The recipient is prompted to download an attached file containing the alleged update, which is really a Trojan called Win32/Haxdoor. It records passwords, credit card numbers and other personal information and sends them to the scammers. Fortunately this Trojan is detected by antivirus programs and the Windows Malicious Software Removal Tool.
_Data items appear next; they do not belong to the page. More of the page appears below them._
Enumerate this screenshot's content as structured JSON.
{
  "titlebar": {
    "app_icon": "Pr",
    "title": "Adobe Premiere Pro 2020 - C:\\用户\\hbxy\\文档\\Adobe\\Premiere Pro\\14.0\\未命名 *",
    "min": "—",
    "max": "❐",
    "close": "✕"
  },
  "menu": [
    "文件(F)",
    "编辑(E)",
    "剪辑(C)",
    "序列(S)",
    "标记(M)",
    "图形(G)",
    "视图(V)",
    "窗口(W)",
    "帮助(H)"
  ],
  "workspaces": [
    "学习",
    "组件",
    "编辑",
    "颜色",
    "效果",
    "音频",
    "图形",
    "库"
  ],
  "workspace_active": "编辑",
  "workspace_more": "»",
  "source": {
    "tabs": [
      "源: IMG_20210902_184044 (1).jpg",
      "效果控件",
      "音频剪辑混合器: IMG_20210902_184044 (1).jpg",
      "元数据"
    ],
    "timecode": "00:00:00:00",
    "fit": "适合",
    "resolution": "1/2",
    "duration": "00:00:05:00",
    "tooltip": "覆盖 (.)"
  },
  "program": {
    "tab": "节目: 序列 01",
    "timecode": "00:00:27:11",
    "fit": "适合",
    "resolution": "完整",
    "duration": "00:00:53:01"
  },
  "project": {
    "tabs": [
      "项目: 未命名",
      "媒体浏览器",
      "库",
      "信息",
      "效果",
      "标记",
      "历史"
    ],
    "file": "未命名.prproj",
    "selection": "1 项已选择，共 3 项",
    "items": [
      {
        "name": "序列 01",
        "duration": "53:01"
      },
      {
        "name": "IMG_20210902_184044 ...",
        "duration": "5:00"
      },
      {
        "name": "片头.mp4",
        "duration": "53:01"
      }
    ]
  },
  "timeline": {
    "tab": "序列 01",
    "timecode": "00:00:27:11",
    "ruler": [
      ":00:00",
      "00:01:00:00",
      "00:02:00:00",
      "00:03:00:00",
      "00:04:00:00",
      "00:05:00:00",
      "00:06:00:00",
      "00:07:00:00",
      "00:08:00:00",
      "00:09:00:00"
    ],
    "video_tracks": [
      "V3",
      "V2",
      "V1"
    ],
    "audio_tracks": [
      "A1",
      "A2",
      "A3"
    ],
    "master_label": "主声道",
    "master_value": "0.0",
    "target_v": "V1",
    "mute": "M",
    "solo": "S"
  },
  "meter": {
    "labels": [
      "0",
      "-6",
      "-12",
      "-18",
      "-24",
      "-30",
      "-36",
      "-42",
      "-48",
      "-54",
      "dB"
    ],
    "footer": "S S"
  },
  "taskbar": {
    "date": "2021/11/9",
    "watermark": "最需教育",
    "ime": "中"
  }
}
          “As a matter of company policy, Microsoft will never send you an executable attachment,” wrote Microsoft spokesman Christopher Budd in a blog posting on the scam. “If you get an e-mail that claims to be a security notification with an attachment, delete it. It is always a spoof.”

In fact it’s a very good idea to delete any attachments ending in .exe unless you know who sent it and you are expecting it. Even then, you should download it to an USB or other removable storage device and scan it with your antivirus software before opening.

Remember, Microsoft delivers all its updates, security related and otherwise, via the update tool built into the Windows OS and never via email. In fact they are set to deliver 11 legitimate security patches later today. The patches include fixes for Internet Explorer, Excel and the Windows Active Delivery.